MolRecBench-Wild: A Real-World Benchmark for Optical Chemical Structure Recognition
For researchers developing OCSR systems, this benchmark provides a more realistic evaluation that highlights the limitations of current models on real-world chemical diagrams.
The paper introduces MOSAIC, a dual-dimensional difficulty framework for OCSR, and constructs MolRecBench-Wild, a benchmark of 5,029 structures from 820 recent chemistry papers. Experiments on 18 models reveal severe performance degradation compared to previous patent benchmarks, exposing a large gap between real-world academic scenarios and existing evaluations.
Optical Chemical Structure Recognition (OCSR) aims to translate molecular diagrams in scientific literature into machine-readable formats, but current systems remain unreliable on real-world images due to substantial visual and chemical complexity. We introduce MOSAIC, a dual-dimensional difficulty framework with 37 fine-grained labels that jointly characterize visual interference and chemical semantic challenges in molecular diagrams.

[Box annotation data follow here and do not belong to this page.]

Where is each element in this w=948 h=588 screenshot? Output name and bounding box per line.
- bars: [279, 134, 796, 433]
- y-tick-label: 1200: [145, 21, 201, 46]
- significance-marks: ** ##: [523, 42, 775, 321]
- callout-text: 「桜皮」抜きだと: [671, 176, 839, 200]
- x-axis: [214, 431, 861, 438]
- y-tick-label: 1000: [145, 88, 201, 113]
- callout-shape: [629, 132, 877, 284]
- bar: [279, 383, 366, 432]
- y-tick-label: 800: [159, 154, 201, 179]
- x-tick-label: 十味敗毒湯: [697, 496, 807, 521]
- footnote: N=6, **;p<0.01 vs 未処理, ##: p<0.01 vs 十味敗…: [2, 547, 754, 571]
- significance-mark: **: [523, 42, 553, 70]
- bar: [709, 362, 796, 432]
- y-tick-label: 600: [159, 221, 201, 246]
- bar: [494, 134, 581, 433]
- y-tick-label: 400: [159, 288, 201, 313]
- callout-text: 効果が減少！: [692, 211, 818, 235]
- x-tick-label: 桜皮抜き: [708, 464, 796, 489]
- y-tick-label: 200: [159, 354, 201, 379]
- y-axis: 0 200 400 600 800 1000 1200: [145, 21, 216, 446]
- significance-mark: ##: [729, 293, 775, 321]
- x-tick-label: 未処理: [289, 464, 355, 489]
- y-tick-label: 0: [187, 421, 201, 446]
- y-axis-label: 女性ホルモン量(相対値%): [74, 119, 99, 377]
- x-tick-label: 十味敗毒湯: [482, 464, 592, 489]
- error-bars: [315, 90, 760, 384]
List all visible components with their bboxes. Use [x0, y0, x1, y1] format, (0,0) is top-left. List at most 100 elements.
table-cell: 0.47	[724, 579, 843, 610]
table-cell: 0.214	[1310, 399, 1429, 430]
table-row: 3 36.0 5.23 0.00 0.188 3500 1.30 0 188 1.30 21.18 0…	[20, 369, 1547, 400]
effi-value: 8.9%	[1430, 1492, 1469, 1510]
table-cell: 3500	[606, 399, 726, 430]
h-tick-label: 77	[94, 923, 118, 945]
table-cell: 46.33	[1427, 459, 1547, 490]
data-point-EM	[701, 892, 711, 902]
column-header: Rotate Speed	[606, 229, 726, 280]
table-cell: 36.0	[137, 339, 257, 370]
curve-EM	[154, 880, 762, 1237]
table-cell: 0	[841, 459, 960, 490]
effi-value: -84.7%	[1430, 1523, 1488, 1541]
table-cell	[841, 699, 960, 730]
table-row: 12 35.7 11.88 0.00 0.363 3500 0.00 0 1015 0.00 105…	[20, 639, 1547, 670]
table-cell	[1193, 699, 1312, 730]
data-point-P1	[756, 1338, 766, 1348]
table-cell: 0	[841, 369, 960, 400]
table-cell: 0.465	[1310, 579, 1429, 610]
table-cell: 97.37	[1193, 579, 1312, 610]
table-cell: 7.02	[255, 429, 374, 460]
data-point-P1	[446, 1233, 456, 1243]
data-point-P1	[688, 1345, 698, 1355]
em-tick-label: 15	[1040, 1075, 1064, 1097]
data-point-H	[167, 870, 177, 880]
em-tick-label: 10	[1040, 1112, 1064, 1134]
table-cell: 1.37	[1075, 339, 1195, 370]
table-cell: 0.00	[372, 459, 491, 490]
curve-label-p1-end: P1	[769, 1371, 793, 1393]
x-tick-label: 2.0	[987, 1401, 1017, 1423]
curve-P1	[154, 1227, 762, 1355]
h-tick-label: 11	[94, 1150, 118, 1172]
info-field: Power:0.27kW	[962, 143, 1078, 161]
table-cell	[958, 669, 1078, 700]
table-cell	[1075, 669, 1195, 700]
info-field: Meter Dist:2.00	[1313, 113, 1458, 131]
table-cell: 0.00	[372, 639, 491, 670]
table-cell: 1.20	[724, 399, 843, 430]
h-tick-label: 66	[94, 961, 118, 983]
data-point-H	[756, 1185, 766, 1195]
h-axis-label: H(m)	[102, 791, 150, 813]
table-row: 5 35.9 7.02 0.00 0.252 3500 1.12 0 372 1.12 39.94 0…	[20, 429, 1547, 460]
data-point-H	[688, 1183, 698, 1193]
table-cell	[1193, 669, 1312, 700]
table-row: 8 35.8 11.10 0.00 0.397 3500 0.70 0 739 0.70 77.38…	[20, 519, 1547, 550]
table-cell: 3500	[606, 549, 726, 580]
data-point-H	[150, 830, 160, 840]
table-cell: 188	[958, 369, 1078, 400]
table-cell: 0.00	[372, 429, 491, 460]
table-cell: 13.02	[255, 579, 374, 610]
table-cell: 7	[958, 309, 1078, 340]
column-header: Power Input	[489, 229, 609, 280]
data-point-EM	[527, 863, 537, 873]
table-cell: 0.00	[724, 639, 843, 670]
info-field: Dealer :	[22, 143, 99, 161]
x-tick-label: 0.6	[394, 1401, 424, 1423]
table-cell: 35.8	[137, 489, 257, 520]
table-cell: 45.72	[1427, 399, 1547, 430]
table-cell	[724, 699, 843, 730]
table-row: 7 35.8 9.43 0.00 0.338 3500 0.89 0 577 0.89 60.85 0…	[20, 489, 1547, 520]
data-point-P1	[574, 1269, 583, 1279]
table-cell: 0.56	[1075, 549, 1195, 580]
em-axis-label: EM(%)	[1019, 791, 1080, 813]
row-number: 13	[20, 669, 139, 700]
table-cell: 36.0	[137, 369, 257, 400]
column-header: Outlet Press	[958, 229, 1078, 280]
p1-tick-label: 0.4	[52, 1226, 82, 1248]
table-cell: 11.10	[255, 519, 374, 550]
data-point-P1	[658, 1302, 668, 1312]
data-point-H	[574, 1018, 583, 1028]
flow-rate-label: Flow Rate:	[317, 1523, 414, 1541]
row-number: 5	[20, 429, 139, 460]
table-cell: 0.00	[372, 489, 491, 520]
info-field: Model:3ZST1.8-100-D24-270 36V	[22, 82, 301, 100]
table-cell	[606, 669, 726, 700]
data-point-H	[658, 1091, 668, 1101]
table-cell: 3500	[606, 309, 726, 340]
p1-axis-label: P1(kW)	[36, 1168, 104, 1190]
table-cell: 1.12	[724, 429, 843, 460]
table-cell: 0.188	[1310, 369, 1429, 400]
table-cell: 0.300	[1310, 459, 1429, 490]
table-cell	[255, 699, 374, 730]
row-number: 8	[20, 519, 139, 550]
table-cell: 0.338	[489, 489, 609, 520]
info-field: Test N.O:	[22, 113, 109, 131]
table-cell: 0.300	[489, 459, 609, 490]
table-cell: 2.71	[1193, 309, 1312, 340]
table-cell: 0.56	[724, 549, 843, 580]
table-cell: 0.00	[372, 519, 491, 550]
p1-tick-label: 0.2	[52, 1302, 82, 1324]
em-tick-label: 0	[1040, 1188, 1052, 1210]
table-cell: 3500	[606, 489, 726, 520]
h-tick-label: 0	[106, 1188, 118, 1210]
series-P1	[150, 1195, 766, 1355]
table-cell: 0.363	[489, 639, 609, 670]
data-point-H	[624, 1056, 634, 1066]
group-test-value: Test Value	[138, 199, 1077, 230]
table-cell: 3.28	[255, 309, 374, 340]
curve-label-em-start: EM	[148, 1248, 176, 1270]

Based on this framework, we construct MolRecBench-Wild, a benchmark of 5,029 structures from 820 recent chemistry papers, covering the full difficulty spectrum observed in real publications. To enable faithful semantic evaluation beyond SMILES and MolFile, we propose CARBON, a representation language capable of expressing valence variations, icon-based groups, and other non-standard chemical semantics. We further adopt a dual-track evaluation protocol supporting both CARBON and SMILES outputs for broad model compatibility. Comprehensive experiments over 18 OCSR-capable models reveal severe performance degradation on MolRecBench-Wild, exposing a large gap between previous patent benchmarks and real-world academic scenarios.